I have written at least a couple of blogs about the first material breach rule and how it works (and doesn’t work) in Tennessee. Nevertheless, here is another blog on that subject which discusses a very recent breach of contract case handed down by the Court of Appeals of Tennessee.

Since the first material breach rule is very often applicable in commercial litigation, it is hard to give it too much attention, analysis, review, and thought. Also, the case that is the subject of this blog is unique in that it is one where the defense was used successfully.

The first material breach rule, to review, holds that a party cannot recover damages for a breach of contract if it committed the first material breach of the contract. Once a party materially breaches, the other party is relieved from rendering further performance and cannot be held liable for damages flowing from any breach that occurred after the first material breach.

The case involved an asset purchase agreement whereby the Seller agreed to sell the assets of a meal preparation business to the Buyer, which was also in the same business. The purchase price was $310,000. The agreement (the “Agreement”) required the Buyer to pay $150,000 within two days of closing, and thereafter, to pay monthly installments of $11,333 before the last day of each month.
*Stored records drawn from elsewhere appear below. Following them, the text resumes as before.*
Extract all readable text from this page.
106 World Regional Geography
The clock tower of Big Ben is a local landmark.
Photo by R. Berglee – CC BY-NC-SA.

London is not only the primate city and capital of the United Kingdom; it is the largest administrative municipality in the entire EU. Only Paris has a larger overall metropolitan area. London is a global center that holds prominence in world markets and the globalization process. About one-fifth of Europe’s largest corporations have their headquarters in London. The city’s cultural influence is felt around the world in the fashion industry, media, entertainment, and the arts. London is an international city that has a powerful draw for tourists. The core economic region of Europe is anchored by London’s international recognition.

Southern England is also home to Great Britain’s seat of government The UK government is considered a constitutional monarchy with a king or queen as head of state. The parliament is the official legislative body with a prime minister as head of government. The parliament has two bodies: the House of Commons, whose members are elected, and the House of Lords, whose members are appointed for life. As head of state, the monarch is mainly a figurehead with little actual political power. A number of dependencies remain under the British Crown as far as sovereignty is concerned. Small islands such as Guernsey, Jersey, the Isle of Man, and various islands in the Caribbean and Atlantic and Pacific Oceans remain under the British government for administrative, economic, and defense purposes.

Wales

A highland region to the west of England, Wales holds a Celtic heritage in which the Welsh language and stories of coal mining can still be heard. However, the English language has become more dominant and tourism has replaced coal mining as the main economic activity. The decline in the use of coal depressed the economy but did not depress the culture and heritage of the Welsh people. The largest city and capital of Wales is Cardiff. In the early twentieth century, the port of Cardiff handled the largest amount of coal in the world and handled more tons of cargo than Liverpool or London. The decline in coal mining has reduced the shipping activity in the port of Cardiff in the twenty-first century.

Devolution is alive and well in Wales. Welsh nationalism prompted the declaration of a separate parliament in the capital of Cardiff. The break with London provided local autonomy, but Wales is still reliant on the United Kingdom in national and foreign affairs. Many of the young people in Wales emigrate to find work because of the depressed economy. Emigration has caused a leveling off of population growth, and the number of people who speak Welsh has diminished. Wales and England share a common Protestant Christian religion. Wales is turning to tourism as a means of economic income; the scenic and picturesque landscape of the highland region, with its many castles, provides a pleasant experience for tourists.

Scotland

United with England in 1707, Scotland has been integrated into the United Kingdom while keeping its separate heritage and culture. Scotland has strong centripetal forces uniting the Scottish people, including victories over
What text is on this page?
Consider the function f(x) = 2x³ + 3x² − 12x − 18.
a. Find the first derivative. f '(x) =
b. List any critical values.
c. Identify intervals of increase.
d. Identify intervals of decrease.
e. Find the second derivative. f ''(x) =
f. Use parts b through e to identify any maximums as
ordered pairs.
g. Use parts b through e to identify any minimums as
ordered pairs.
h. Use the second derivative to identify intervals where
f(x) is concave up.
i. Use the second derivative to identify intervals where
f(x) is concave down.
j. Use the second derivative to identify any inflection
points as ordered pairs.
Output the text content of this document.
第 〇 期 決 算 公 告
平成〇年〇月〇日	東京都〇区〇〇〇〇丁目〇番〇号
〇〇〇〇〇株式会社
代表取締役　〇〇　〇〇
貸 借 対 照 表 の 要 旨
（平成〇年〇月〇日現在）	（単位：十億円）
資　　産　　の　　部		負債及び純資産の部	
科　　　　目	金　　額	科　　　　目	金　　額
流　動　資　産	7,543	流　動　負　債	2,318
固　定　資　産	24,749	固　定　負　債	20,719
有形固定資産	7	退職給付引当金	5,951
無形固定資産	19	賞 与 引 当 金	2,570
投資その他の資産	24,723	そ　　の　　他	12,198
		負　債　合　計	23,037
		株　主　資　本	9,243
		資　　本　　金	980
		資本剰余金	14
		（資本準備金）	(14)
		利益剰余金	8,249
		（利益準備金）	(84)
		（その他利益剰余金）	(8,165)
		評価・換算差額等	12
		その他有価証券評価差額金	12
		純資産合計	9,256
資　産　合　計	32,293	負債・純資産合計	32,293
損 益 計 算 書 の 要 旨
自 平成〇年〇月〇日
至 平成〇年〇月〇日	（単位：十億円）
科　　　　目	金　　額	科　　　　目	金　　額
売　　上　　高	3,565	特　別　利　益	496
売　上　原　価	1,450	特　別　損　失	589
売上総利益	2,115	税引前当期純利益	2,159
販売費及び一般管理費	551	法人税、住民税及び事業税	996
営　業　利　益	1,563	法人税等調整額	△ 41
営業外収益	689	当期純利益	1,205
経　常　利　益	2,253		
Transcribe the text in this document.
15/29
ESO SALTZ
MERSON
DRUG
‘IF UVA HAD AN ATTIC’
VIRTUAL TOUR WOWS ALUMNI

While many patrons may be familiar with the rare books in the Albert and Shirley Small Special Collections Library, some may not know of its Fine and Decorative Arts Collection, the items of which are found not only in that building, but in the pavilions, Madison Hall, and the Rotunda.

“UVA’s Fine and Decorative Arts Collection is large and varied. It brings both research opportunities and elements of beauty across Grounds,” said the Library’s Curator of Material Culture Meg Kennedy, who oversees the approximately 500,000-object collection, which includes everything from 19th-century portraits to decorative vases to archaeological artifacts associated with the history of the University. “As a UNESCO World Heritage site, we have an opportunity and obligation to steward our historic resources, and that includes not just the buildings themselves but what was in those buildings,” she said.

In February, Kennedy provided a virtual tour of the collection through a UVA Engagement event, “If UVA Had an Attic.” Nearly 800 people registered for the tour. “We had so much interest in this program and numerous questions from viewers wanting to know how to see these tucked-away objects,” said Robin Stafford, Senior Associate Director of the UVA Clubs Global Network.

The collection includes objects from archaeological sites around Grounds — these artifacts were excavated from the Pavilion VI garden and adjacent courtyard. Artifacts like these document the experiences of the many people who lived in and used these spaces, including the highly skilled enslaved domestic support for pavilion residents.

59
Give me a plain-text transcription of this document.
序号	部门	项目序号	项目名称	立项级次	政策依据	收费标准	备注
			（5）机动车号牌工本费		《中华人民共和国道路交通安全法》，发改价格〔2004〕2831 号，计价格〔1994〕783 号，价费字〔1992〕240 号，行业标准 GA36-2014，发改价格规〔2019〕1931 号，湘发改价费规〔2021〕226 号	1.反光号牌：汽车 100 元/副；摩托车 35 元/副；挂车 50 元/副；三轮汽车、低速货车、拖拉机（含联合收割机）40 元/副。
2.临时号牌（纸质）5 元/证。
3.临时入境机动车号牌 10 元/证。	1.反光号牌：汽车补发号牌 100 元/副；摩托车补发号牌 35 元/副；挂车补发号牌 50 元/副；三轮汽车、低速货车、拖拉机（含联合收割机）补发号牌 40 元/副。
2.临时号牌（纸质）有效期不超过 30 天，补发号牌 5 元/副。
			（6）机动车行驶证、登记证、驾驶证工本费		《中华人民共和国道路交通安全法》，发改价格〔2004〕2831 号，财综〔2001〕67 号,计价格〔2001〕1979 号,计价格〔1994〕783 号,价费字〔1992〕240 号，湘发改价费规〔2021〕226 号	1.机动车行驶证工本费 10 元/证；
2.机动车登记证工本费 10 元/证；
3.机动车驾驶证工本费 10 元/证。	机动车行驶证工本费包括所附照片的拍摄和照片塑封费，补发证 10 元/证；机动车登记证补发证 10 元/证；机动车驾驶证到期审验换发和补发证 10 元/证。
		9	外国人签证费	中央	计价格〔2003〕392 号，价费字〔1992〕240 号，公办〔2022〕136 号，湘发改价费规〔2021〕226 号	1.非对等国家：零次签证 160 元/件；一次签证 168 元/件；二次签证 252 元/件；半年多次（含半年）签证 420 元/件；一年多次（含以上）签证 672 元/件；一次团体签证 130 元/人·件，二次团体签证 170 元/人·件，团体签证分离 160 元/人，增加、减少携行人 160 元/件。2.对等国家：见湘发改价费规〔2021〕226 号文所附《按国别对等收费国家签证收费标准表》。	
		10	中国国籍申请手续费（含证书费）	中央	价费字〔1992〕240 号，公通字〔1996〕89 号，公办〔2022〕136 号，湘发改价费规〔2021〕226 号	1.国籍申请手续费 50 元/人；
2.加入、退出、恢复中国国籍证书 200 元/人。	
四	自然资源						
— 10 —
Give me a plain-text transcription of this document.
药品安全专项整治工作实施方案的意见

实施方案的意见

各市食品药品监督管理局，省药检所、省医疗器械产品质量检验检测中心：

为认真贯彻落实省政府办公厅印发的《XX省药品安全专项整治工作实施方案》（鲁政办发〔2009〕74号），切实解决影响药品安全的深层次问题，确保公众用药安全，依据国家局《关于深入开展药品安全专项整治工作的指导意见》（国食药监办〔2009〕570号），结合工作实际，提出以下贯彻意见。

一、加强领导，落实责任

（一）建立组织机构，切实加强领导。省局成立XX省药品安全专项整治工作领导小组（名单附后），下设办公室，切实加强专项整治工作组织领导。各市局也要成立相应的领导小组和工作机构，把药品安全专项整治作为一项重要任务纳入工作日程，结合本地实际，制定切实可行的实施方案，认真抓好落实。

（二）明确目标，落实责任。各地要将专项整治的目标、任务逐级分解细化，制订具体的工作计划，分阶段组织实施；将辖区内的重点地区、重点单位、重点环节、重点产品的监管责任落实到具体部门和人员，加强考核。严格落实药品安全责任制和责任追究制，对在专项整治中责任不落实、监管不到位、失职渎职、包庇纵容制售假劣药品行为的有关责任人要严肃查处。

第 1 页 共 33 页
The Agreement also required the Seller to tender to the Buyer its recipes for meals and snacks. Moreover, the Seller promised not to compete with the Buyer and not to solicit the Buyer’s customers.

After closing and the Buyer’s $150,000 initial payment, it made the first monthly installment seven days late. Less than a month later, the Buyer notified the Seller that it would not make any additional payments because of several alleged breaches by the Seller. Buyer claimed that Seller had violated the non-compete and non-solicitation provisions and had failed to deliver its recipes.

Seller then filed a breach of contract lawsuit against Buyer, alleging that Buyer breached its promise to make the monthly payments. Buyer defended by asserting that it had no obligation to pay because Seller committed the first material breach by violating the non-compete and non-solicitation provisions and by failing to deliver the recipes.

The Buyer moved for summary judgment, asking the court to dismiss Seller’s claim on the grounds that Seller had committed the first material breach. The trial court granted the motion, and the Court of Appeals of Tennessee affirmed. Both courts found that Seller’s violations of the non-compete and non-solicitation provisions, along with its failure to tender the recipes, amounted to material breaches.

The first material breach rule arose in two contexts. Buyer relied on it as a defense, and Seller attempted to rely on it in response. Seller argued that Buyer could not invoke the rule because Buyer had committed the first material breach by making its first monthly installment payment seven days late.

The appellate court, like the trial court, found the Buyer’s late payment was not a material breach under the circumstances. In reaching that decision, the court relied on established law that a very short delay in payment is generally not a material breach, nor is a missed installment where it does not interfere with the other party’s ability to perform.

Because this case involved an asset sale where the Seller did not need ongoing money to fulfill its obligations, the late payment did not amount to a material breach. Keep in mind, however, that in other situations—such as a contractor who cannot continue construction without progress payments—failure to make an installment can constitute a material breach.

Tennessee contract lawyers should also remember what I have pointed out in previous blogs about the efficacy of the first material breach rule: even if there was a first material breach, it can be waived. (See my blog of July 15, 2014, for more on that topic.)